On many instances, the mention of warming-up and stretching crops up when one speaks of  exercising or training in a specific sports. As we mentioned in benefits of warming-up before running,  warming-up and stretching are practices that are often confused. Let’s explore the notion of warming-up vs. stretching…

Warming-Up vs. Stretching

Stretching is a physical exercise in which an individual deliberately stretches or flexes a specific muscles or muscle groups to improve its elasticity, while warming-up refers to using exercises that work the correct muscle groups, raising your body temperature, and increasing your heart rate and blood circulation.

Stretching should always be done at the end of a workout, as the muscles are a lot more warm and pliable, in this manner you are able to get the most out of your stretches and it’s a great feel-good way to conclude your workout, as your body slowly reverts to a relaxed state.

In fact, stretching before your workout actually undermines your warm-up.  If you first warm-up, then stretch, your body temperature will drop as you have to stop to perform the stretches. For obvious reasons, your heart rate and breathing rate will drop, which pretty much almost brings you back to square one – with cold muscles and a resting heart-rate. With warming-up, you always perform it before exercising or training, as you are preparing the body for the activities to come.

There are four main types of stretching; static stretching, ballistic,dynamic and proprioceptive neuromuscular facilitation.

The most popular type of stretching is static stretching, which refers to stretching a muscle until you feel the muscle cannot be stretched further and you hold the stretch for a few seconds. Ballistic stretching is basically a stretch that results from rapid bouncing. Dynamic stretching is the act of moving a joint through a range of motion that is required for a specific exercise or activity. Proprioceptive neuromuscular facilitation is a stretching motion that is often performed with another person, it involves contractions and relaxations.

When it comes to warming up, there are a variety of ways to warm-up and they are generally related to the activity that you will participate in. For example, doing high-knees for a few minutes before you set off on a run.

Warming-up and stretching both improve blood circulation in the body. There are numerous benefits to stretching. It helps makes the body, joints and muscles a lot more flexible, which in turn allows you to train at a more optimal level. A higher flexibility rate will also reduce your chances of being injured during training. Utilising a proper stretching technique is going to improve your range of motion in the joints. This will assist your balance which in turn, helps your sporting performance.

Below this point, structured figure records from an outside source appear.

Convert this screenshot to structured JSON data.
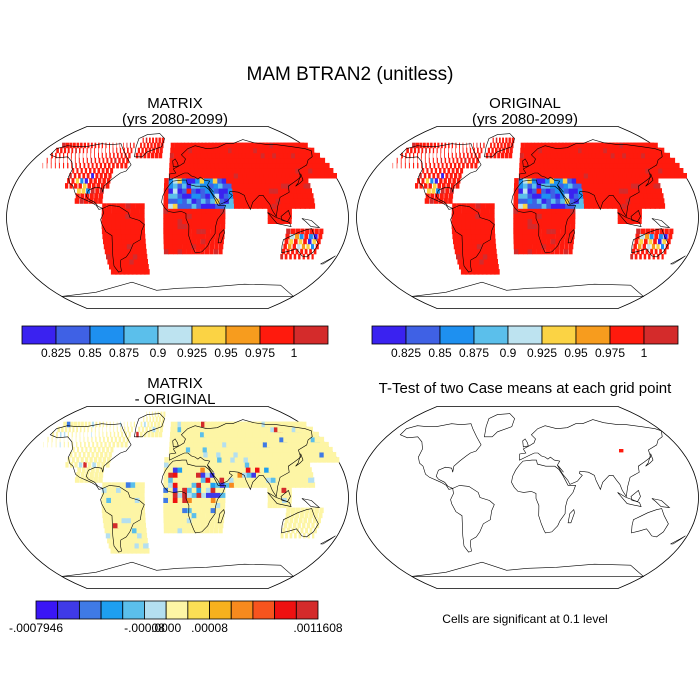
{
  "title": "MAM BTRAN2 (unitless)",
  "panels": [
    {
      "id": "top-left",
      "title_line1": "MATRIX",
      "title_line2": "(yrs 2080-2099)"
    },
    {
      "id": "top-right",
      "title_line1": "ORIGINAL",
      "title_line2": "(yrs 2080-2099)"
    },
    {
      "id": "bottom-left",
      "title_line1": "MATRIX",
      "title_line2": "- ORIGINAL"
    },
    {
      "id": "bottom-right",
      "title_line1": "T-Test of two Case means at each grid point",
      "title_line2": ""
    }
  ],
  "significance_note": "Cells are significant at 0.1 level",
  "colorbar_main": {
    "colors": [
      "#3a22f0",
      "#3f61e5",
      "#1e90f0",
      "#5bbfeb",
      "#bde3f0",
      "#fbd344",
      "#f79c1e",
      "#ff1a0d",
      "#d42b2b"
    ],
    "tick_labels": [
      "0.825",
      "0.85",
      "0.875",
      "0.9",
      "0.925",
      "0.95",
      "0.975",
      "1"
    ]
  },
  "colorbar_diff": {
    "colors": [
      "#3a16f5",
      "#3f3ae8",
      "#3f7ae5",
      "#1e9ff0",
      "#5bbfeb",
      "#b4dff0",
      "#fdf5a5",
      "#fbdf55",
      "#f7b11e",
      "#f78a1e",
      "#f7541e",
      "#ee1111",
      "#d42b2b"
    ],
    "tick_labels": [
      "-.0007946",
      "-.00008",
      ".0000",
      ".00008",
      ".0011608"
    ]
  },
  "colors": {
    "land_dry": "#ff1a0d",
    "land_diff_background": "#fdf5a5",
    "coastline": "#000000",
    "significant_cell": "#ff1a0d"
  }
}
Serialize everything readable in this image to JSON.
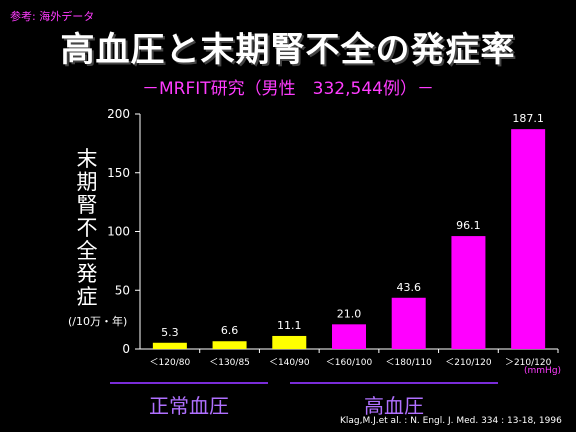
{
  "ref_note": "参考: 海外データ",
  "title": "高血圧と末期腎不全の発症率",
  "subtitle": "－MRFIT研究（男性　332,544例）－",
  "ylabel": "末期腎不全発症",
  "yunit": "(/10万・年)",
  "xunit": "(mmHg)",
  "groups": {
    "normal_label": "正常血圧",
    "high_label": "高血圧"
  },
  "source": "Klag,M.J.et al. : N. Engl. J. Med. 334 : 13-18, 1996",
  "colors": {
    "normal": "#ffff00",
    "high": "#ff00ff",
    "axis": "#ffffff",
    "accent": "#ff3cff",
    "group_line": "#7a2cd8"
  },
  "chart_data": {
    "type": "bar",
    "categories": [
      "＜120/80",
      "＜130/85",
      "＜140/90",
      "＜160/100",
      "＜180/110",
      "＜210/120",
      "＞210/120"
    ],
    "values": [
      5.3,
      6.6,
      11.1,
      21.0,
      43.6,
      96.1,
      187.1
    ],
    "value_labels": [
      "5.3",
      "6.6",
      "11.1",
      "21.0",
      "43.6",
      "96.1",
      "187.1"
    ],
    "group": [
      "normal",
      "normal",
      "normal",
      "high",
      "high",
      "high",
      "high"
    ],
    "ylim": [
      0,
      200
    ],
    "yticks": [
      0,
      50,
      100,
      150,
      200
    ],
    "ytick_labels": [
      "0",
      "50",
      "100",
      "150",
      "200"
    ],
    "grid": false
  }
}
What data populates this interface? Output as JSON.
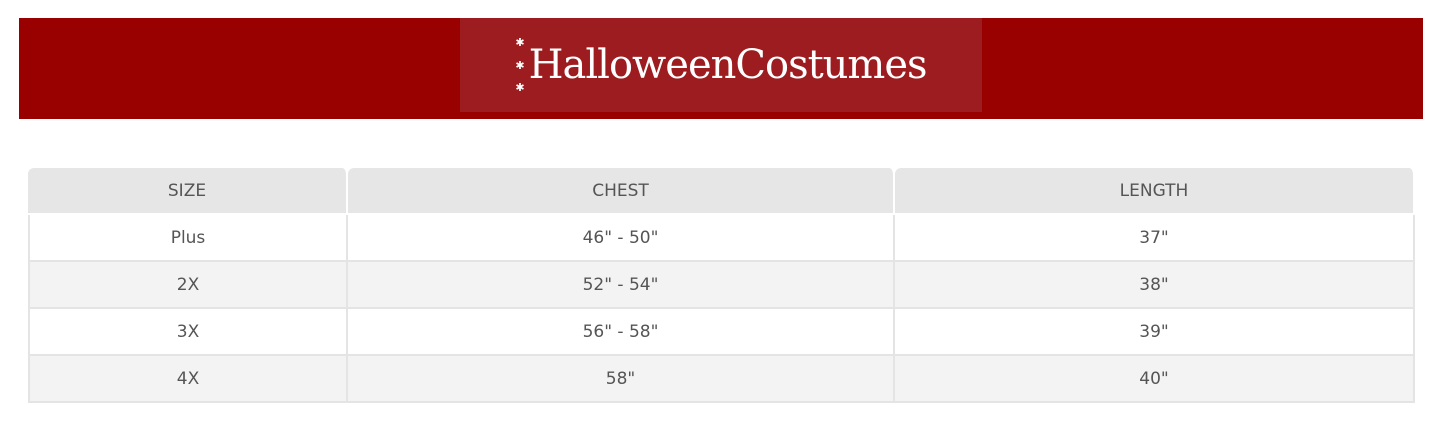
{
  "header": {
    "logo_text": "HalloweenCostumes",
    "brand_color": "#990000"
  },
  "table": {
    "columns": [
      "SIZE",
      "CHEST",
      "LENGTH"
    ],
    "rows": [
      [
        "Plus",
        "46\" - 50\"",
        "37\""
      ],
      [
        "2X",
        "52\" - 54\"",
        "38\""
      ],
      [
        "3X",
        "56\" - 58\"",
        "39\""
      ],
      [
        "4X",
        "58\"",
        "40\""
      ]
    ]
  }
}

Stretching also helps to alleviate muscular tightness and tension in the body (if you suffer with this you should use the REBEL Rumble-Roller).

By stretching regularly, you improve your posture that reduces strain in the muscles and joints. Exhibiting proper posture, projects a much more confident image which can transcend into your daily occurrences.

By now you should have a good handle on warming-up vs. stretching – they both have their place, so make sure you incorporate both into your workouts.

Do you warm-up before and stretch after your workouts? What stretches and warm-ups do you most commonly perform that work for you?

This Post Has 1 Comment

  1. Phillip Gibb says:

    I warm up before I cycle/run /swim then stretch afterwards. Well not so much for swimming – warm and stretch is the first few laps.
    Otherwise I perform things like leg swings -front and sideways. Squats and jumps. high knees. bum kicks. hoping.
    Always try to add some foam rolling before I stretch.
    For stretching its always 25 to 30 seconds of quads, ham strings, gluts. every possible range and angle of the calves I can think of.